Mônica fez com a cabeça a menção de que a seguisse. Fomos caminhando juntos em uma direção diferente daquela da multidão e isso me deu um certo alívio. Caminhando por um corredor de túmulos altos, chegamos a uma pequena igreja. Às onze horas da manhã de uma segunda-feira, não haveria de terem culto. Mas a porta estava aberta.

Entramos na igrejinha e Mônica fez sinal para que me mantivesse em silêncio. Sentamo-nos na primeira fileira de bancos, próximo aos três degraus que levam ao altar. Imitando Mônica, curvei minha cabeça para baixo e uni as palmas da mão em sinal de oração. Também fechei os olhos e procurei não pensar em nada.

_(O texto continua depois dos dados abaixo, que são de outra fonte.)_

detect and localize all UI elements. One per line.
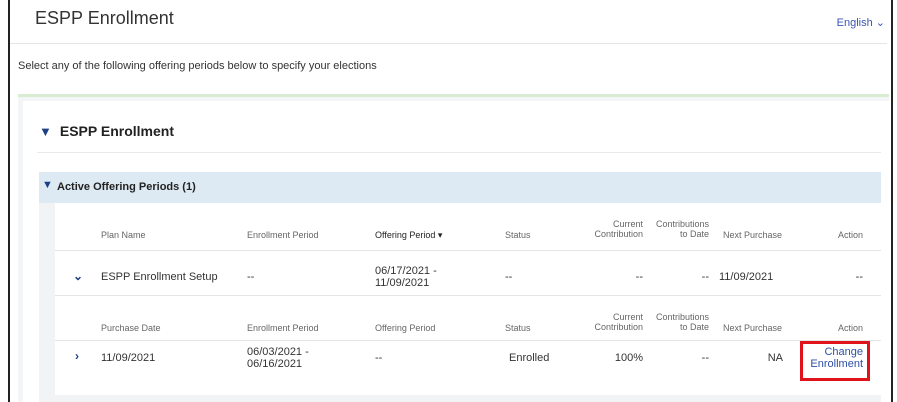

O local estava vazio. Já havia duas horas que havia chegado para o enterro. A ausência de coroas de flores, algo que se encontra em abundância por todo o cemitério, indicava que as cerimônias de velório dos defuntos não eram feitas ali. Também não havia muitos símbolos religiosos, o que fazia crer que o templo era ecumênico.

Ela sussurrava. Fazia uma prece para o marido, e embora seus olhos comprimidos demonstrassem pesar, na verdade ela sorria. Eu a seu lado continha meus movimentos, que de outro modo procurariam envolve-la em um abraço e um beijo nos lábios que sussurravam. Senti que a amava muito.

Passada uma meia hora, para minha desilusão, levantou-se apoiando em meu braço e caminhou comigo até a saída da igreja. Chegando lá, despediu-se agradecendo formalmente, dizendo que Abel estimava minha presença. Eu ainda pude beijar-lhe a testa antes que nos separássemos: ela retornou ao túmulo, enquanto eu fui para a saída.